Foot Locker disappoints in the first quarter and announces new chief financial officer

US retailer Foot Locker Inc. missed market expectations in the first quarter of fiscal 2023/24. On Friday, the company presented disappointing results and lowered its full-year guidance.

For the first quarter ended April 29, consolidated revenue was $1.93 billion, down 11.4 percent from the prior-year period. On a like-for-like basis, retail sales fell by 9.1 percent, mainly due to significant losses in North America. The company largely blamed the current “macroeconomic headwinds” for the decline.

The retailer significantly lowers its full-year forecasts

The result also missed the forecasts of the analysts. Not least due to higher discounts and increased costs, net income attributable to shareholders slipped 73 percent to $36 million. Adjusted for special effects, the quarterly surplus shrank by 57 percent to 66 million US dollars (61 million euros).

Given the disappointing first quarter, the company significantly lowered its full-year guidance. It is now expecting a drop in sales of 6.5 to 8 percent, after only a minus of 3.5 to 5.5 percent had previously been expected. The target for adjusted diluted earnings per share was lowered to between $2.00 and $2.25 from $3.35 to $3.65.

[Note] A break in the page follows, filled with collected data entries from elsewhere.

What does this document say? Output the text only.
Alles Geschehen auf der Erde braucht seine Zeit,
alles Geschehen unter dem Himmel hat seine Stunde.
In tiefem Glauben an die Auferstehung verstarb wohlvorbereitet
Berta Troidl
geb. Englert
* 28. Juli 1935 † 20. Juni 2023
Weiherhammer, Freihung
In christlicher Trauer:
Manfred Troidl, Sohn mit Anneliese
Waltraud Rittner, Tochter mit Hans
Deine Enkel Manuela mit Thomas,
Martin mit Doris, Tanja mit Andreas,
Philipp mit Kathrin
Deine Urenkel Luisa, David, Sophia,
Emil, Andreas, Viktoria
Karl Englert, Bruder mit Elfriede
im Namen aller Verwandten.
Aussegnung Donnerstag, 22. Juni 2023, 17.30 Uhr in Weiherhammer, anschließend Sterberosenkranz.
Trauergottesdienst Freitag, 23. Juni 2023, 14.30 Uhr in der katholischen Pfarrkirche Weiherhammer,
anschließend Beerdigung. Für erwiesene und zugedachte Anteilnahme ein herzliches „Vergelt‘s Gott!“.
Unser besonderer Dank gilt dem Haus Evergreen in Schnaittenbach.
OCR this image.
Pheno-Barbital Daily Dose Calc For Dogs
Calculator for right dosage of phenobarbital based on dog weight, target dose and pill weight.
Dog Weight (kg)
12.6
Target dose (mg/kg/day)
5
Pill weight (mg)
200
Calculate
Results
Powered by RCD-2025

Former Kohl’s manager Mike Baughn will be the new chief financial officer

At the same time, the group presented its future chief financial officer. Mike Baughn will serve as executive vice president and chief financial officer effective June 12. Baughn joins from US retailer Kohl’s Corporation, where he has held various senior finance positions over the past 15 years.

At Foot Locker, Baughn succeeds Andrew Page, who left the company in late February. Since then, Robert Higginbotham has been responsible for finance as interim CFO. Higginbotham will return to the position of senior vice president, investor relations and financial planning & analysis following Baughn’s arrival, the retailer said.